Thrilled through by a ridiculous rush of joy, she broke off, considered; then bit her lip, quelled her smile, and turned around.
Arithon s’Ffalenn leaned like a waif against her lintel.
Restrained by the nuance of mages, he would not cross her threshold without an express invitation, though in sun-faded breeche
s, laced at the calf, and no shoes, he looked common as a journeyman carpenter. His shirt was full-sleeved and open. Ringless, loose hands were tucked in folded arms, and hair straight and glossy as a crow’s spread primaries fanned the tanned wedge of his brow. His lips stayed chiselled and serious, an odd contradiction to the strung, wary poise behind his candour.
Just barely, Elaira quashed her impulse to speak first. Her eyes, pale slate, awaited his pleasure in bland inquiry.
Arithon averted his glance, tapped a finger too fine-jointed for a labourer’s against his elbow, then smiled and gave back the ground he had stolen through surprise. ‘The shipyard’s master has learned how I like things done.
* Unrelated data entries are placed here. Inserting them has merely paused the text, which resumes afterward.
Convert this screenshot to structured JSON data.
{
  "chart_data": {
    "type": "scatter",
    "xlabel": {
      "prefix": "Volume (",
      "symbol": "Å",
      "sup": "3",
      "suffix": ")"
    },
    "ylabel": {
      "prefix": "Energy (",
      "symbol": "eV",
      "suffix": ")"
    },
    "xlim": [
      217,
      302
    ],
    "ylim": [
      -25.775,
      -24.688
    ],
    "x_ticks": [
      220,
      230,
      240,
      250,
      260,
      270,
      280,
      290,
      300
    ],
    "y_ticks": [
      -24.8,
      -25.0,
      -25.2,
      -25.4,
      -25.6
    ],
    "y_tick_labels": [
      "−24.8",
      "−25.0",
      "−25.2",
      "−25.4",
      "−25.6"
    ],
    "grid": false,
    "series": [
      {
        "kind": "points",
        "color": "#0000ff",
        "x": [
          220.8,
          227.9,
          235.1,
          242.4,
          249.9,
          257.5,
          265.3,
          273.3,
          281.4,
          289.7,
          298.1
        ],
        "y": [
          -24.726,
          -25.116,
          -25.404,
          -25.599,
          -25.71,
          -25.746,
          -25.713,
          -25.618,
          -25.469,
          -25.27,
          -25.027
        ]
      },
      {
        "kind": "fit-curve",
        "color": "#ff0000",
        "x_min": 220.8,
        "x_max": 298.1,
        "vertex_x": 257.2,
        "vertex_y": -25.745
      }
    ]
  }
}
Since the works can be left to themselves for the morning, I thought I might call.’
The pot over the brazier burbled to a boil. In pretence of seeming busy, Elaira bent to shorten its chain, then reached for the mint and the stone-bladed knife she preferred over steel for cutting herbs. In careful, measured increments she trimmed and crumbled the leaves on a clean square of linen. ‘You don’t suffer from contusions or colic? That’s ill timing.’
She felt his attention flick over her, sharpened. Before his study could read her, she rocked him off-balance again. ‘Come in, or go, or say what you want. I’m not going to fly out of the window.’
He laughed, but stepped no closer. ‘You know herbals and remedies. I’d a mind to ask if you’d teach me.’
Jarred by his unexpected request, Elaira dropped her knife with a clatter. The tip struck an earthenware crock and snicked off a chip of enamel. ‘Why?’ she said, then instantly regretted it as she sensed through his fractional recoil an answer too painfully obvious.
Arithon s’Ffalenn had been mage-trained. The strictures of his discipline would insist on fair balance: spell paired with counter-ward; any application of force, no matter how small, matched in its kind by restraint. Hounded by a curse that might demand bloodshed on a field of unbridled violence, straight principle would drive him to seek a surgeon’s knowledge to bind wounds and set bones and heal.